If "The Master," as Lesh called him during the band intros, experienced an epiphany at that point, it must be said everybody in this group fulfills his respective role to the hilt. Particle's Steve Molitz fascinates the way his eyes roam the stage in search of ways to fill space in the instrumental mix with his keyboards. Close your eyes and Molo sounds like more than one drummer. And for his part, Phil Lesh, not only bandleader par excellence but navigator without peer, utilized his complex compositional sense of structure as he played: his deep mobile basslines reverberated through tunes such as "Eyes of the World and "Scarlet Begonias, in clear relief to the overall house sound, even when he wasn't dropping bombs to rattle the roof.

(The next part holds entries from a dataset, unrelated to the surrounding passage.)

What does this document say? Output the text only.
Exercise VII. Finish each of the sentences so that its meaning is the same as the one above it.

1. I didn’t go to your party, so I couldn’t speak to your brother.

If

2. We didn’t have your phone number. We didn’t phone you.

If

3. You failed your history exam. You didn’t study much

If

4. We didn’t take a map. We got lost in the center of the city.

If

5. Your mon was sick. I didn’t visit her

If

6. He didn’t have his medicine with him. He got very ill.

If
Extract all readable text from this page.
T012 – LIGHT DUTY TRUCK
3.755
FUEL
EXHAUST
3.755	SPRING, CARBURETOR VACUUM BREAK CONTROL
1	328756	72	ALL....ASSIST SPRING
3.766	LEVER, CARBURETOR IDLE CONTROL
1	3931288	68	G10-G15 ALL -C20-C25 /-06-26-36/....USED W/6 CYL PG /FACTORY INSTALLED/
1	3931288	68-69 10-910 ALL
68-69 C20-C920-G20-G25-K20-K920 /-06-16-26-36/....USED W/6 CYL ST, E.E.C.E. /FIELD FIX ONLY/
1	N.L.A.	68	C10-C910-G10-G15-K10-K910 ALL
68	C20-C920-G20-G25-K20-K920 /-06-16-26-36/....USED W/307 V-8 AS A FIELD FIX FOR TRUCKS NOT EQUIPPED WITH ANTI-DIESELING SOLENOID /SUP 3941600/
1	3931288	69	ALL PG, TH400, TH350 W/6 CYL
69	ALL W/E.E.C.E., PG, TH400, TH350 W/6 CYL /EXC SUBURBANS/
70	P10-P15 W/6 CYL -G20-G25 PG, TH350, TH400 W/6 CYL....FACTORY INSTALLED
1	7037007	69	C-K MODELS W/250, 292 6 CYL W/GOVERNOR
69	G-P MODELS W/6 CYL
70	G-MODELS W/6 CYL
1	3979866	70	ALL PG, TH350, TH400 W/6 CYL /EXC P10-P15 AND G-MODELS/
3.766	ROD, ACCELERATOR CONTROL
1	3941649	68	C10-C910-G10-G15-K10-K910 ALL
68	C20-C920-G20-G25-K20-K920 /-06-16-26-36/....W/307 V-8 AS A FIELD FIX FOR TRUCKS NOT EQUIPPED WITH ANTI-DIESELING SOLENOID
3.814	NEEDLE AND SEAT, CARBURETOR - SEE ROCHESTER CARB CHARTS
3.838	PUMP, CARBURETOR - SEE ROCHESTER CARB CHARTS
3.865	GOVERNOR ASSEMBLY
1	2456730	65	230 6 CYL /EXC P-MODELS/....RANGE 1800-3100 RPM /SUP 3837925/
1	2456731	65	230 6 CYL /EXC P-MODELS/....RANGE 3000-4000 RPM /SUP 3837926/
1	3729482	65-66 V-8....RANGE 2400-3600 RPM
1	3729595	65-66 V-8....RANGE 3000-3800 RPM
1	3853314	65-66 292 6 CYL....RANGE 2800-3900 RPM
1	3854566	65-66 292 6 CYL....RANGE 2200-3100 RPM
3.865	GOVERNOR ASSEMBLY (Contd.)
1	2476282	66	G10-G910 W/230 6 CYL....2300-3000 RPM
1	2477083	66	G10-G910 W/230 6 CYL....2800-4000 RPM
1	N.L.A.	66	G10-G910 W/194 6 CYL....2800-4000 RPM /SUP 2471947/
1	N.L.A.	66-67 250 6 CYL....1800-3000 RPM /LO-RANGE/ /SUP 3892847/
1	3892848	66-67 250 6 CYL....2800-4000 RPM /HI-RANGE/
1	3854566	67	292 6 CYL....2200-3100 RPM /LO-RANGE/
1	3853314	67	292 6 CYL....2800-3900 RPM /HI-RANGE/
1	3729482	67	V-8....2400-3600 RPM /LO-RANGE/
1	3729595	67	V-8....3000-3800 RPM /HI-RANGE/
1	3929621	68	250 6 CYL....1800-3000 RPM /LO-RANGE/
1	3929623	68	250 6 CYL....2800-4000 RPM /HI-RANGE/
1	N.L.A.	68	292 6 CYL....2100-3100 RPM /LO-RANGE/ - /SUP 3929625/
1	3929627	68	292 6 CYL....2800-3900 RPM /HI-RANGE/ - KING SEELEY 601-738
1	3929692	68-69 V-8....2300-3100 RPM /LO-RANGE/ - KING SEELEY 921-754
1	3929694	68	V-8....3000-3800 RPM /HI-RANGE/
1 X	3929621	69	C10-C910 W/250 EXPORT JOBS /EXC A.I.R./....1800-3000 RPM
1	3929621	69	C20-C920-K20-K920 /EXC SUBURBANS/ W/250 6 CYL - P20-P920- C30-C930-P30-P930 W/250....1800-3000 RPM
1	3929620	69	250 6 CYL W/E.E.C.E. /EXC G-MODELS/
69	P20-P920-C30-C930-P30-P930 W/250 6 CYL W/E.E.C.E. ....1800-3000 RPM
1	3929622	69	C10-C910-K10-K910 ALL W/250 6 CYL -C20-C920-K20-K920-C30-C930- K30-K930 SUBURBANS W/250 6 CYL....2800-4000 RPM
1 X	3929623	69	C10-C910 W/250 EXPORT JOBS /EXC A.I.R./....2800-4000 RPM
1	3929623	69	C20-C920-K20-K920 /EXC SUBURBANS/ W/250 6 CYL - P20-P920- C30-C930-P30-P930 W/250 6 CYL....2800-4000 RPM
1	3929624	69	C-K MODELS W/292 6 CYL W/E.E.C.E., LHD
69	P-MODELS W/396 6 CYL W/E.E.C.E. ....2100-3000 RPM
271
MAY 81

Watching Lesh calling out the segues through the stage monitors doesn't make the links between "China Cat Sunflower"/ Eyes of the World / Viola Lee Blues /'Althea much less miraculous to witness. In Boston, while there was a sense that this quintet is just beginning to explore deep space, the connection of Dead material from various epochs confirmed not only the durability of the songs themselves, but also the expansive live approach to the material. Interjecting lesser known gems such as "New Speedway Boogie — one of Robert Hunter's best set of lyrics—as well as covers like The Rolling Stones' "Brown Sugar (which immediately followed the J. Geils staple "Pack Fair and Square," led by Peter Wolf himself) and you're hearing a contemporary update of the now close to forty-year old eclectic approach that distinguishes The Grateful Dead.

The same might apply to this current lineup of Phil Lesh and Friends. It's pretty safe to say no one in the aged Beantown Theater enjoyed himself or herself more than Lesh himself these two nights, particularly Wednesday. Nods of approval across the stage, gestures of camaraderie to his bandmates at breaks and hugs at set close, not to mention the laughing out loud mid-song, were more than understandable given the way he and his band performed both nights.

Still, when you take into account this man's history, professional and personal—less than a year since diagnosis of then treatment for prostate cancer—it's understandable and fitting that the audience now accords him the affectionate reverence it once devoted to the iconic figurehead of the Dead, Jerry Garcia. There is nothing like a Phil Lesh and Friends concert.